| Patent-Defeating Date Based on Provisional App Priority
In In re Giacomini, __ F.3d __ (Fed. Cir. 2010)(Rader, C.J.), the Court held that the patent-defeating date of a United States patent claiming priority based upon a provisional application disclosing the same invention is the filing date of the provisional.
Hilmer has no Application to Domestic Priority: Appellant unsuccessfully argued that because under In re Hilmer, 359 F.2d 859 (CCPA 1966)(Rich, J.), the patent-defeating date of a United States patent claiming priority under the Paris Convention is not dated back to the priority date, the same result should apply for priority based upon a provisional application.

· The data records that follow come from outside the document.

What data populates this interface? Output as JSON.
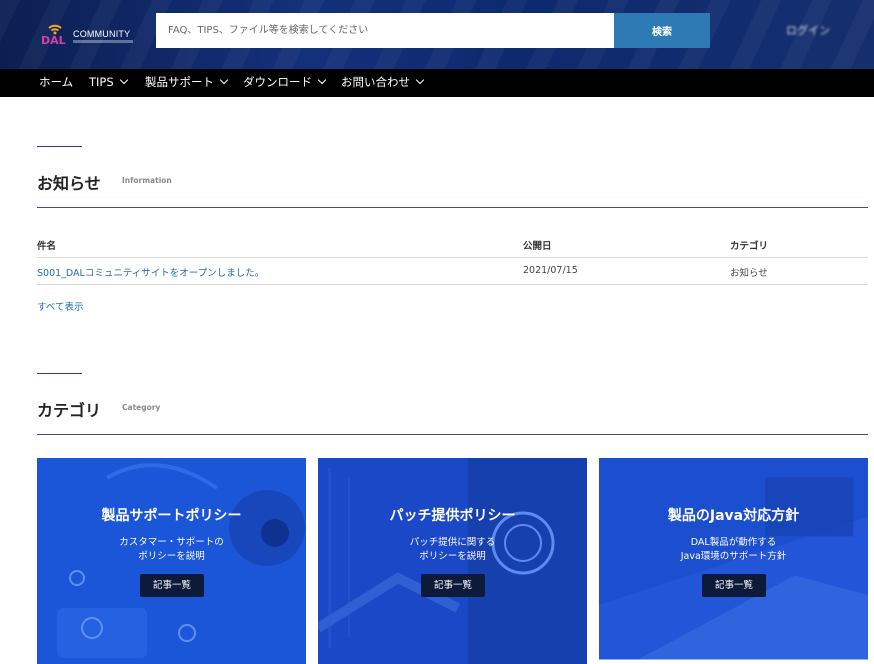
{
  "header": {
    "logo_word": "COMMUNITY",
    "logo_letters": "DAL",
    "search_placeholder": "FAQ、TIPS、ファイル等を検索してください",
    "search_button": "検索",
    "login_label": "ログイン"
  },
  "nav": {
    "items": [
      {
        "label": "ホーム",
        "has_dropdown": false
      },
      {
        "label": "TIPS",
        "has_dropdown": true
      },
      {
        "label": "製品サポート",
        "has_dropdown": true
      },
      {
        "label": "ダウンロード",
        "has_dropdown": true
      },
      {
        "label": "お問い合わせ",
        "has_dropdown": true
      }
    ]
  },
  "news": {
    "title": "お知らせ",
    "subtitle": "Information",
    "columns": [
      "件名",
      "公開日",
      "カテゴリ"
    ],
    "rows": [
      {
        "subject": "S001_DALコミュニティサイトをオープンしました。",
        "date": "2021/07/15",
        "category": "お知らせ"
      }
    ],
    "show_all": "すべて表示"
  },
  "category": {
    "title": "カテゴリ",
    "subtitle": "Category",
    "cards": [
      {
        "title": "製品サポートポリシー",
        "desc": [
          "カスタマー・サポートの",
          "ポリシーを説明"
        ],
        "button": "記事一覧"
      },
      {
        "title": "パッチ提供ポリシー",
        "desc": [
          "パッチ提供に関する",
          "ポリシーを説明"
        ],
        "button": "記事一覧"
      },
      {
        "title": "製品のJava対応方針",
        "desc": [
          "DAL製品が動作する",
          "Java環境のサポート方針"
        ],
        "button": "記事一覧"
      }
    ]
  },
  "colors": {
    "header_bg": "#13307a",
    "nav_bg": "#000000",
    "search_button": "#2d7ab5",
    "link": "#1f6cb0",
    "accent_line": "#5b2a8c",
    "card_blue": "#1a4fd0"
  }
}
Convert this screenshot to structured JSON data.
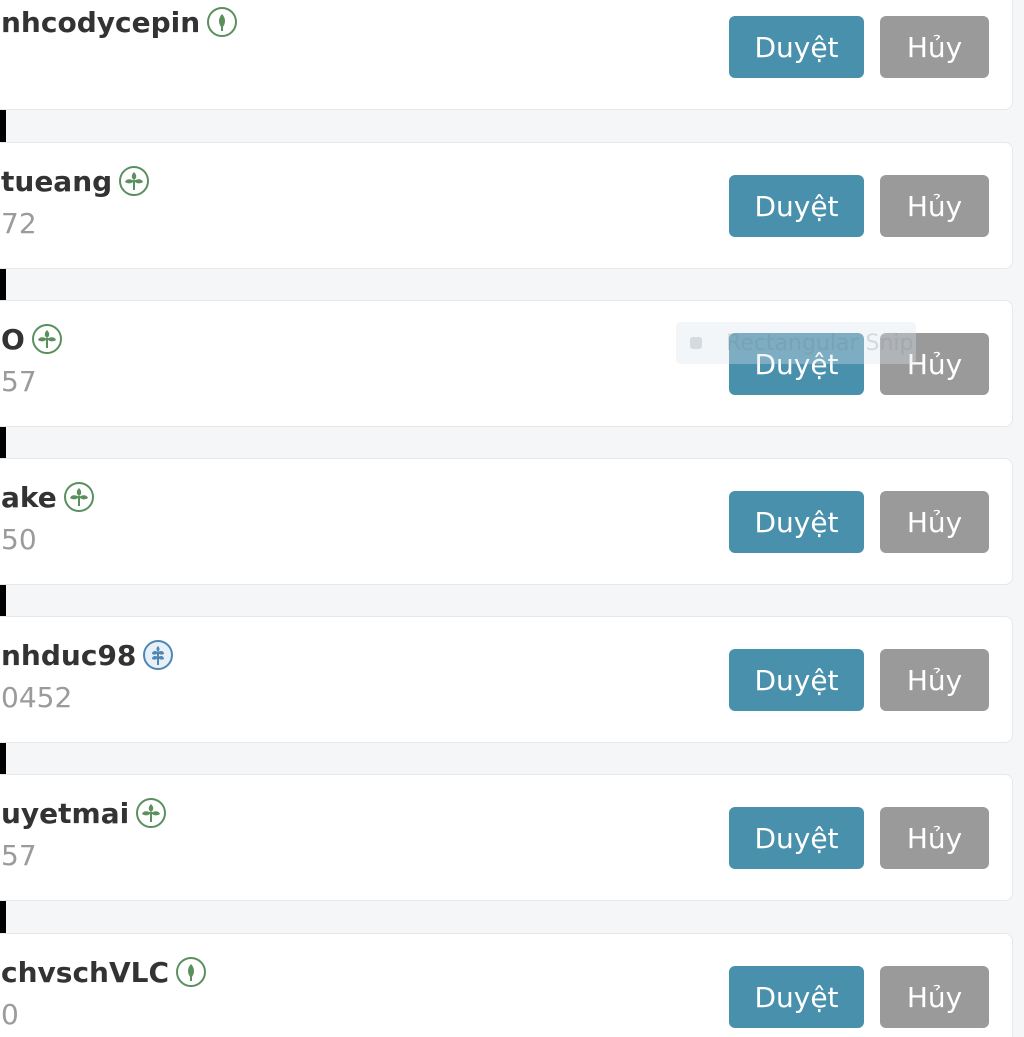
{
  "requests": [
    {
      "name": "nhcodycepin",
      "sub": "",
      "rank_icon": "sprout-icon",
      "approve_label": "Duyệt",
      "cancel_label": "Hủy"
    },
    {
      "name": "tueang",
      "sub": "72",
      "rank_icon": "plant-icon",
      "approve_label": "Duyệt",
      "cancel_label": "Hủy"
    },
    {
      "name": "O",
      "sub": "57",
      "rank_icon": "plant-icon",
      "approve_label": "Duyệt",
      "cancel_label": "Hủy"
    },
    {
      "name": "ake",
      "sub": "50",
      "rank_icon": "plant-icon",
      "approve_label": "Duyệt",
      "cancel_label": "Hủy"
    },
    {
      "name": "nhduc98",
      "sub": "0452",
      "rank_icon": "wheat-icon",
      "approve_label": "Duyệt",
      "cancel_label": "Hủy"
    },
    {
      "name": "uyetmai",
      "sub": "57",
      "rank_icon": "plant-icon",
      "approve_label": "Duyệt",
      "cancel_label": "Hủy"
    },
    {
      "name": "chvschVLC",
      "sub": "0",
      "rank_icon": "sprout-icon",
      "approve_label": "Duyệt",
      "cancel_label": "Hủy"
    }
  ],
  "overlay": {
    "text": "Rectangular Snip"
  },
  "colors": {
    "approve": "#4990ac",
    "cancel": "#9a9a9a",
    "rank_green": "#5a8f5e",
    "rank_blue": "#4f86b3"
  }
}
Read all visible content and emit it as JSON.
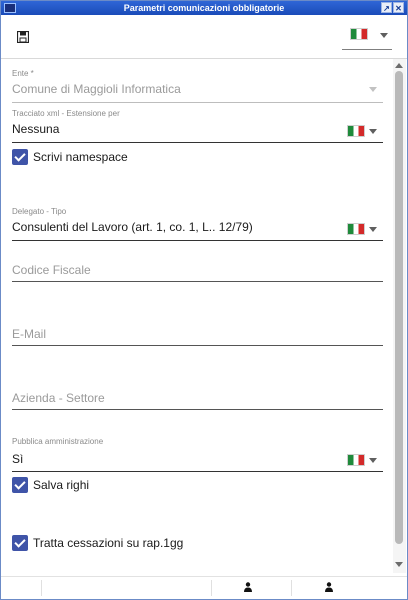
{
  "window": {
    "title": "Parametri comunicazioni obbligatorie"
  },
  "toolbar": {
    "language_flag": "italian-flag-icon"
  },
  "form": {
    "ente": {
      "label": "Ente *",
      "value": "Comune di Maggioli Informatica"
    },
    "tracciato": {
      "label": "Tracciato xml - Estensione per",
      "value": "Nessuna"
    },
    "scrivi_namespace": {
      "label": "Scrivi namespace",
      "checked": true
    },
    "delegato": {
      "label": "Delegato - Tipo",
      "value": "Consulenti del Lavoro (art. 1, co. 1, L..  12/79)"
    },
    "codice_fiscale": {
      "placeholder": "Codice Fiscale"
    },
    "email": {
      "placeholder": "E-Mail"
    },
    "azienda_settore": {
      "placeholder": "Azienda - Settore"
    },
    "pubblica_amministrazione": {
      "label": "Pubblica amministrazione",
      "value": "Sì"
    },
    "salva_righi": {
      "label": "Salva righi",
      "checked": true
    },
    "tratta_cessazioni": {
      "label": "Tratta cessazioni su rap.1gg",
      "checked": true
    }
  },
  "colors": {
    "accent": "#3f54a8",
    "titlebar": "#1f52c4"
  }
}
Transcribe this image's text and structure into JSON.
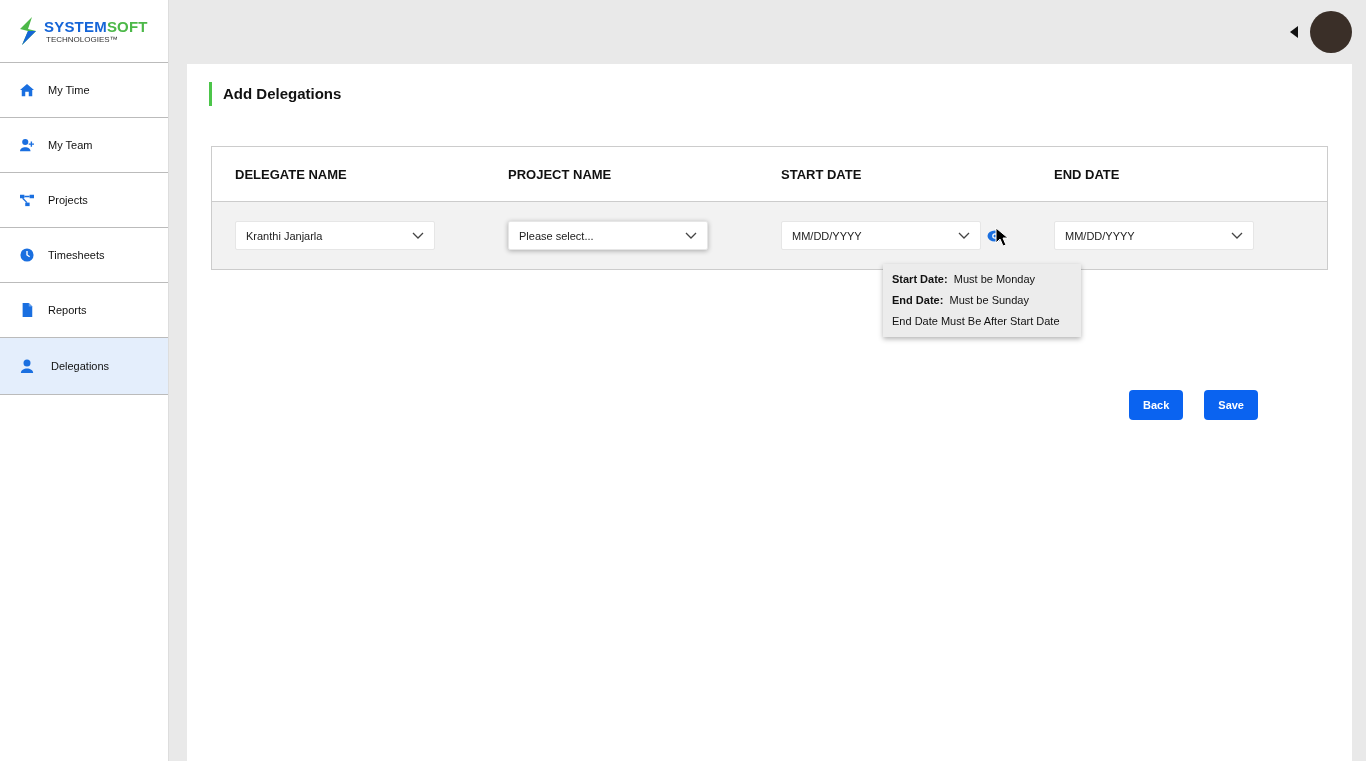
{
  "logo": {
    "primary": "SYSTEM",
    "secondary": "SOFT",
    "tagline": "TECHNOLOGIES™"
  },
  "sidebar": {
    "items": [
      {
        "label": "My Time",
        "kind": "home",
        "selected": false
      },
      {
        "label": "My Team",
        "kind": "team",
        "selected": false
      },
      {
        "label": "Projects",
        "kind": "projects",
        "selected": false
      },
      {
        "label": "Timesheets",
        "kind": "timesheets",
        "selected": false
      },
      {
        "label": "Reports",
        "kind": "reports",
        "selected": false
      },
      {
        "label": "Delegations",
        "kind": "delegations",
        "selected": true
      }
    ]
  },
  "page": {
    "title": "Add Delegations"
  },
  "table": {
    "columns": [
      "DELEGATE NAME",
      "PROJECT NAME",
      "START DATE",
      "END DATE"
    ],
    "fields": [
      {
        "value": "Kranthi Janjarla",
        "focused": false
      },
      {
        "placeholder": "Please select...",
        "focused": true
      },
      {
        "placeholder": "MM/DD/YYYY",
        "focused": false,
        "info": true
      },
      {
        "placeholder": "MM/DD/YYYY",
        "focused": false
      }
    ]
  },
  "tooltip": {
    "lines": [
      {
        "label": "Start Date:",
        "text": "Must be Monday"
      },
      {
        "label": "End Date:",
        "text": "Must be Sunday"
      },
      {
        "text": "End Date Must Be After Start Date"
      }
    ]
  },
  "buttons": [
    "Back",
    "Save"
  ]
}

(Hilmer is indeed an unfortunate precedent, but the answer to curing the “Hilmer problem” is legislative and not to create yet a still further misinterpretation of statutory law. The Giacomini case obviously is not an appropriate vehicle to deal with Hilmer.)
There has been considerable commentary concerning Giacomini which this writer had thought was quite properly decided, given the language of the statute and the history of the provisional application:
Unfair to Foreign Applicants: Indeed, it is unfair to give a patent-defeating date based upon a domestic priority application instead of a foreign priority application. The problem is not with the Giacomini decision, but rather the notorious Hilmer decision which has never been properly challenged in the courts.
Unfair to All Applicants: Giacomini is unfair to applicants because the patent-defeating effect retroactive to the provisional filing date creates “secret” prior art for purposes of obviousness, totally against the international patent regime where prior art for obviousness does not include “secret” prior art.
The Unfortunate Solution of S.515 “Manager’s Amendment”: The comprehensive patent reform bill now languishing in the United States Senate would overrule the Hilmer case but provide a “secret” prior art effect for obviousness as of the priority date – a broader prior art effect than exists in the international patent regimes elsewhere in the world. Such disharmony hardly creates the proper framework for international patent cooperation and “patent worksharing”.
The current test case was in fact decided in the same way by an expanded panel of the Board in Ex parte Yamaguchi, 88 USPQ2d 1606 (PTO Bd. App. & Int. 2008)(expanded panel of Fleming, Chief APJ, Hairston, Torczon, Jeffery,. Easthom, APJs)(Jeffery, APJ).